Aus dem 8. Kapitel: „Was sind deine Pläne?“
Inzwischen hatte es wieder aufgehört zu regnen. Ich bestellte noch einen Kaffee und machte mich dann auf den Weg zum Auto. Es gab keinen Grund, noch länger in Orange zu bleiben. Weil ich Zeit hatte, wollte ich über Carpentras nach Apt fahren, gemütlich über die Landstraßen gondeln und am späteren Nachmittag zum Apéritif in Saignon sein.
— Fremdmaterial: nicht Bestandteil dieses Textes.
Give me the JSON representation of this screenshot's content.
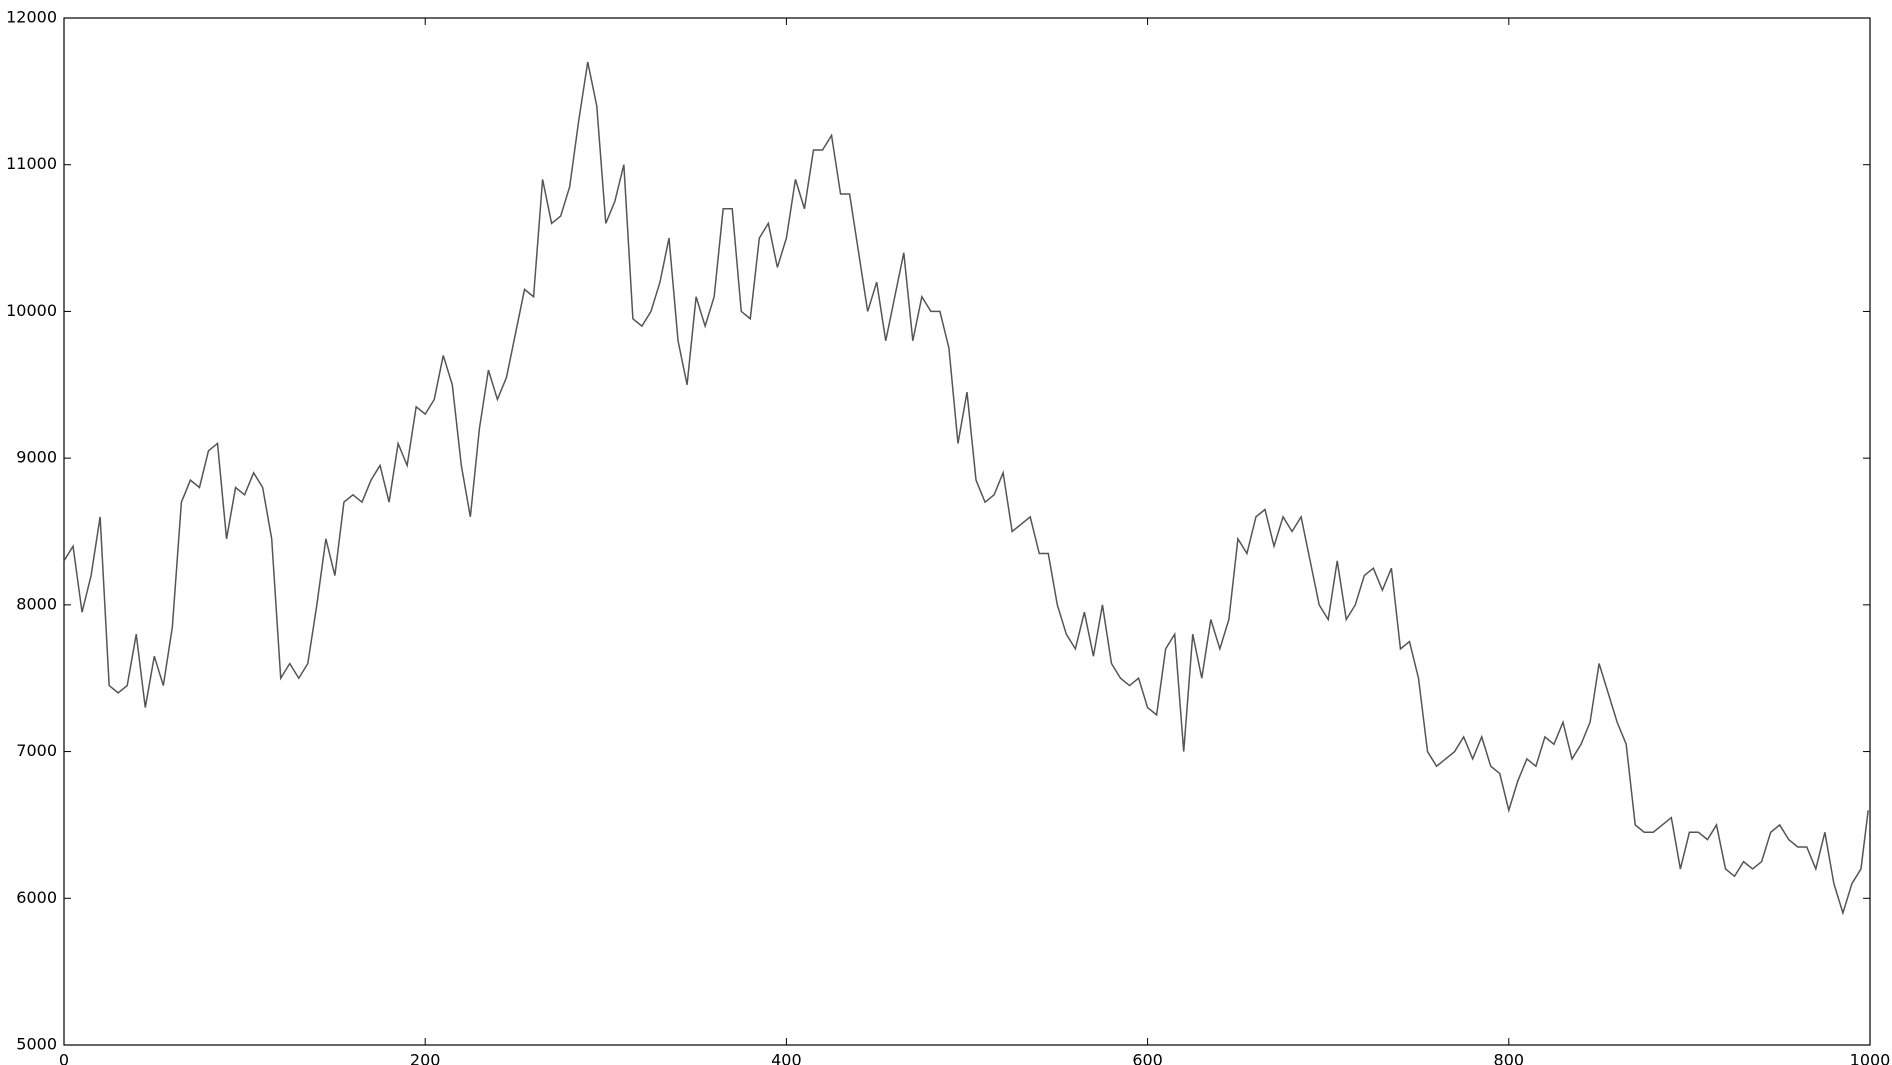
{
  "chart_data": {
    "type": "line",
    "x": [
      0,
      5,
      10,
      15,
      20,
      25,
      30,
      35,
      40,
      45,
      50,
      55,
      60,
      65,
      70,
      75,
      80,
      85,
      90,
      95,
      100,
      105,
      110,
      115,
      120,
      125,
      130,
      135,
      140,
      145,
      150,
      155,
      160,
      165,
      170,
      175,
      180,
      185,
      190,
      195,
      200,
      205,
      210,
      215,
      220,
      225,
      230,
      235,
      240,
      245,
      250,
      255,
      260,
      265,
      270,
      275,
      280,
      285,
      290,
      295,
      300,
      305,
      310,
      315,
      320,
      325,
      330,
      335,
      340,
      345,
      350,
      355,
      360,
      365,
      370,
      375,
      380,
      385,
      390,
      395,
      400,
      405,
      410,
      415,
      420,
      425,
      430,
      435,
      440,
      445,
      450,
      455,
      460,
      465,
      470,
      475,
      480,
      485,
      490,
      495,
      500,
      505,
      510,
      515,
      520,
      525,
      530,
      535,
      540,
      545,
      550,
      555,
      560,
      565,
      570,
      575,
      580,
      585,
      590,
      595,
      600,
      605,
      610,
      615,
      620,
      625,
      630,
      635,
      640,
      645,
      650,
      655,
      660,
      665,
      670,
      675,
      680,
      685,
      690,
      695,
      700,
      705,
      710,
      715,
      720,
      725,
      730,
      735,
      740,
      745,
      750,
      755,
      760,
      765,
      770,
      775,
      780,
      785,
      790,
      795,
      800,
      805,
      810,
      815,
      820,
      825,
      830,
      835,
      840,
      845,
      850,
      855,
      860,
      865,
      870,
      875,
      880,
      885,
      890,
      895,
      900,
      905,
      910,
      915,
      920,
      925,
      930,
      935,
      940,
      945,
      950,
      955,
      960,
      965,
      970,
      975,
      980,
      985,
      990,
      995,
      999
    ],
    "series": [
      {
        "color": "#555555",
        "values": [
          8300,
          8400,
          7950,
          8200,
          8600,
          7450,
          7400,
          7450,
          7800,
          7300,
          7650,
          7450,
          7850,
          8700,
          8850,
          8800,
          9050,
          9100,
          8450,
          8800,
          8750,
          8900,
          8800,
          8450,
          7500,
          7600,
          7500,
          7600,
          8000,
          8450,
          8200,
          8700,
          8750,
          8700,
          8850,
          8950,
          8700,
          9100,
          8950,
          9350,
          9300,
          9400,
          9700,
          9500,
          8950,
          8600,
          9200,
          9600,
          9400,
          9550,
          9850,
          10150,
          10100,
          10900,
          10600,
          10650,
          10850,
          11300,
          11700,
          11400,
          10600,
          10750,
          11000,
          9950,
          9900,
          10000,
          10200,
          10500,
          9800,
          9500,
          10100,
          9900,
          10100,
          10700,
          10700,
          10000,
          9950,
          10500,
          10600,
          10300,
          10500,
          10900,
          10700,
          11100,
          11100,
          11200,
          10800,
          10800,
          10400,
          10000,
          10200,
          9800,
          10100,
          10400,
          9800,
          10100,
          10000,
          10000,
          9750,
          9100,
          9450,
          8850,
          8700,
          8750,
          8900,
          8500,
          8550,
          8600,
          8350,
          8350,
          8000,
          7800,
          7700,
          7950,
          7650,
          8000,
          7600,
          7500,
          7450,
          7500,
          7300,
          7250,
          7700,
          7800,
          7000,
          7800,
          7500,
          7900,
          7700,
          7900,
          8450,
          8350,
          8600,
          8650,
          8400,
          8600,
          8500,
          8600,
          8300,
          8000,
          7900,
          8300,
          7900,
          8000,
          8200,
          8250,
          8100,
          8250,
          7700,
          7750,
          7500,
          7000,
          6900,
          6950,
          7000,
          7100,
          6950,
          7100,
          6900,
          6850,
          6600,
          6800,
          6950,
          6900,
          7100,
          7050,
          7200,
          6950,
          7050,
          7200,
          7600,
          7400,
          7200,
          7050,
          6500,
          6450,
          6450,
          6500,
          6550,
          6200,
          6450,
          6450,
          6400,
          6500,
          6200,
          6150,
          6250,
          6200,
          6250,
          6450,
          6500,
          6400,
          6350,
          6350,
          6200,
          6450,
          6100,
          5900,
          6100,
          6200,
          6600
        ]
      }
    ],
    "xlim": [
      0,
      1000
    ],
    "xticks": [
      0,
      200,
      400,
      600,
      800,
      1000
    ],
    "ylim": [
      5000,
      12000
    ],
    "yticks": [
      5000,
      6000,
      7000,
      8000,
      9000,
      10000,
      11000,
      12000
    ]
  }
}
Der Kater vom Vorabend war inzwischen verflogen, ich fühlte mich zwar noch immer ein wenig matt, aber das würde sich legen. Ich ging langsam durch die Straßen, überlegte an einem Kiosk, ob ich eine Postkarte kaufen sollte, ließ es dann aber bleiben. Ein herrenloser Hund schnupperte an meinem Bein und ein Bauarbeiter schleppte einen Sack Zement in ein Haus, das renoviert wurde. Der Sack ruhte allein durch sein Gewicht auf seiner Schulter, die er mit der Hand in der Hüfte abstützte. Auf dem Asphalt der Straße trocknete langsam die Nässe weg. In meiner Jackentasche surrte mein Handys und kündigte damit den Eingang einer SMS an. Ich hatte keine Eile nachzuschauen. Es war wahrscheinlich nur eine dieser üblichen Nachrichten eines Netzbetreibers, die man im Ausland laufend bekam. Dachte ich. Als ich im Auto saß, sah ich dann doch nach. miss you. can i come? hanna. Ich blickte auf die Nachricht, bis das Display erlosch, aktivierte es wieder, blickte wieder hin, legte das Handy für ein paar Minuten auf den Beifahrersitz, starrte durch die Windschutzscheibe nach vorne, nahm das Handy erneut in die Hand und las die Nachricht ein drittes Mal. Für einen Moment hatte ich die Idee, sie einfach zu löschen. Ich wusste nicht, wie ich reagieren sollte. War die Eule in Dijon schlauer gewesen als ich? Ich las die Nachricht ein viertes, ein fünftes Mal. Sie blieb immer dieselbe: miss you. can i come? hanna. Vielleicht hatte sie sich nur vertippt, die falsche Nummer ausgewählt, so etwas kam vor, mein Gott, wir hatten zweieinhalb Tage miteinander verbracht, wir waren doch keine Teenager mehr. Was war vernünftig?